The pastor Dr. Carla A. Grosch-Miller is a practical theologian, poet (Psalms Redux, 2014; Lifelines, 2020) and transition minister of the United Reformed Church of St. Andrew in Monkseaton in Tyne and Wear.

A great beer festival for the King of Kings

This is the last part of our Lift Up Your Hearts series, thanks to everyone who contributed – and distributed copies of the A4 version to people who are unable to leave their homes.

We are aware that the pandemic is not over and that many people must continue to isolate themselves for health reasons. also that worship services, although starting again, are still handled with caution.

Nevertheless, the national ban as such is almost over, we hope that we will never return. We will monitor the progress in the rest of the paper.

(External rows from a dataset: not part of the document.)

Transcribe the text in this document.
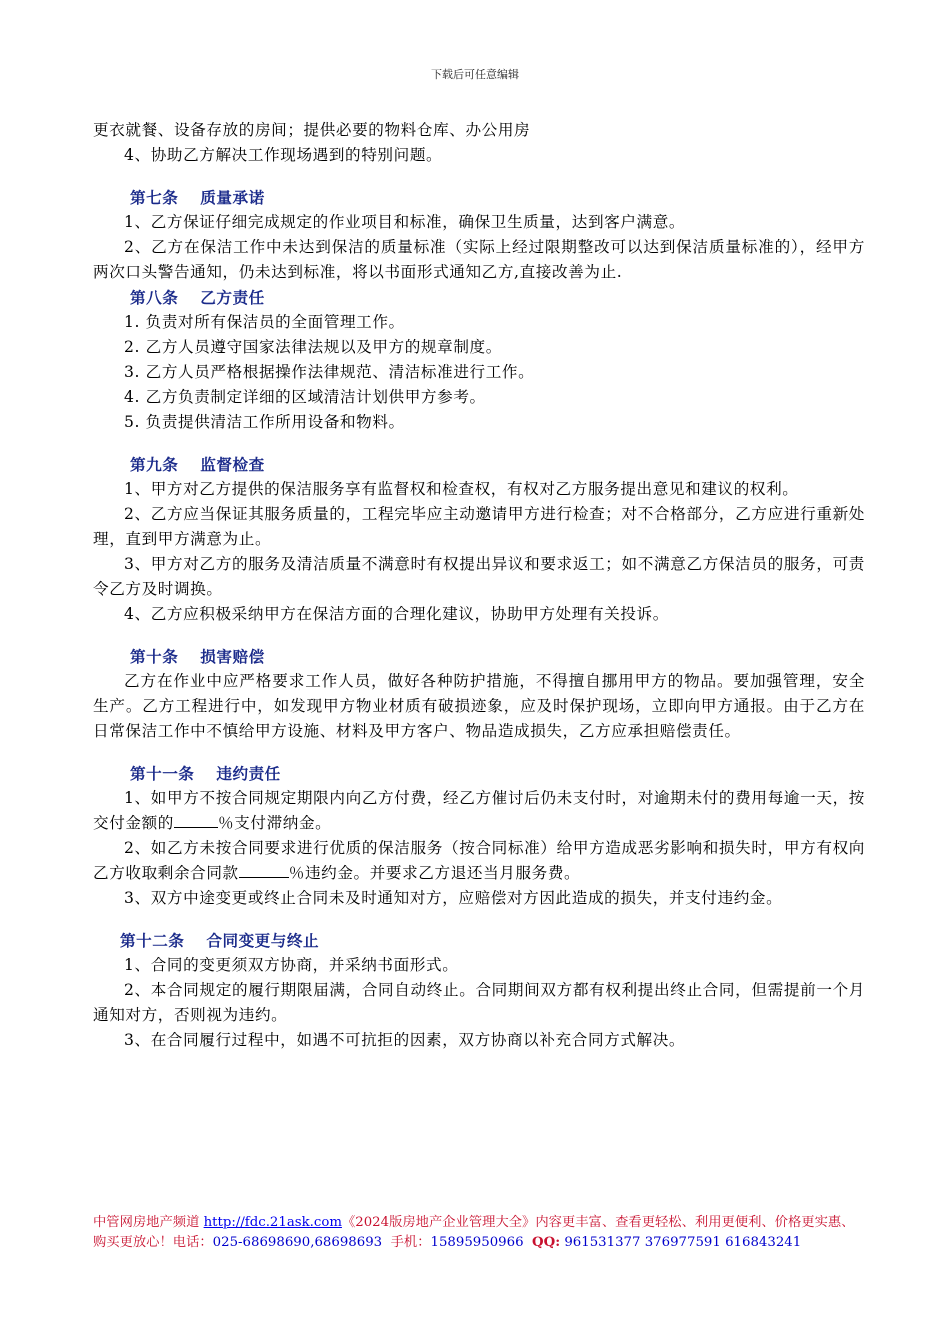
下载后可任意编辑

更衣就餐、设备存放的房间；提供必要的物料仓库、办公用房

4、协助乙方解决工作现场遇到的特别问题。

第七条 质量承诺

1、乙方保证仔细完成规定的作业项目和标准，确保卫生质量，达到客户满意。

2、乙方在保洁工作中未达到保洁的质量标准（实际上经过限期整改可以达到保洁质量标准的），经甲方两次口头警告通知，仍未达到标准，将以书面形式通知乙方,直接改善为止.

第八条 乙方责任

1. 负责对所有保洁员的全面管理工作。

2. 乙方人员遵守国家法律法规以及甲方的规章制度。

3. 乙方人员严格根据操作法律规范、清洁标准进行工作。

4. 乙方负责制定详细的区域清洁计划供甲方参考。

5. 负责提供清洁工作所用设备和物料。

第九条 监督检查

1、甲方对乙方提供的保洁服务享有监督权和检查权，有权对乙方服务提出意见和建议的权利。

2、乙方应当保证其服务质量的，工程完毕应主动邀请甲方进行检查；对不合格部分，乙方应进行重新处理，直到甲方满意为止。

3、甲方对乙方的服务及清洁质量不满意时有权提出异议和要求返工；如不满意乙方保洁员的服务，可责令乙方及时调换。

4、乙方应积极采纳甲方在保洁方面的合理化建议，协助甲方处理有关投诉。

第十条 损害赔偿

乙方在作业中应严格要求工作人员，做好各种防护措施，不得擅自挪用甲方的物品。要加强管理，安全生产。乙方工程进行中，如发现甲方物业材质有破损迹象，应及时保护现场，立即向甲方通报。由于乙方在日常保洁工作中不慎给甲方设施、材料及甲方客户、物品造成损失，乙方应承担赔偿责任。

第十一条 违约责任

1、如甲方不按合同规定期限内向乙方付费，经乙方催讨后仍未支付时，对逾期未付的费用每逾一天，按交付金额的	％支付滞纳金。

2、如乙方未按合同要求进行优质的保洁服务（按合同标准）给甲方造成恶劣影响和损失时，甲方有权向乙方收取剩余合同款	％违约金。并要求乙方退还当月服务费。

3、双方中途变更或终止合同未及时通知对方，应赔偿对方因此造成的损失，并支付违约金。

第十二条 合同变更与终止

1、合同的变更须双方协商，并采纳书面形式。

2、本合同规定的履行期限届满，合同自动终止。合同期间双方都有权利提出终止合同，但需提前一个月通知对方，否则视为违约。

3、在合同履行过程中，如遇不可抗拒的因素，双方协商以补充合同方式解决。

中管网房地产频道 http://fdc.21ask.com《2024版房地产企业管理大全》内容更丰富、查看更轻松、利用更便利、价格更实惠、购买更放心！电话：025-68698690,68698693 手机：15895950966 QQ: 961531377 376977591 616843241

Recognizing the easing of the socially distancing restrictions, especially with regard to bars, we end with an Irish poem / prayer from the 10th or 11th century, author unknown:

I would like a big beer festival for the King of Kings. I want the heavenly host to drink it forever.
I want to have the fruits of faith, pure surrender; I want the seats of repentance in my house.
I want to have the men of heaven in my own apartment; I want the Long Suffering tubs to be at your service.
I want to have the vessels of charity for donation; I would like the jugs of mercy for your company.
I want hospitality for them. I want Jesus to always be here.
I want the three Maria to have a glorious reputation; I want the heavenly host from all sides.
I want to be a tenant to the Lord. He who gives a good blessing has done well to suffer in need.

From A Celtic blend, selected and translated by Kenneth Hurlstone Jackson (Penguin, 1971).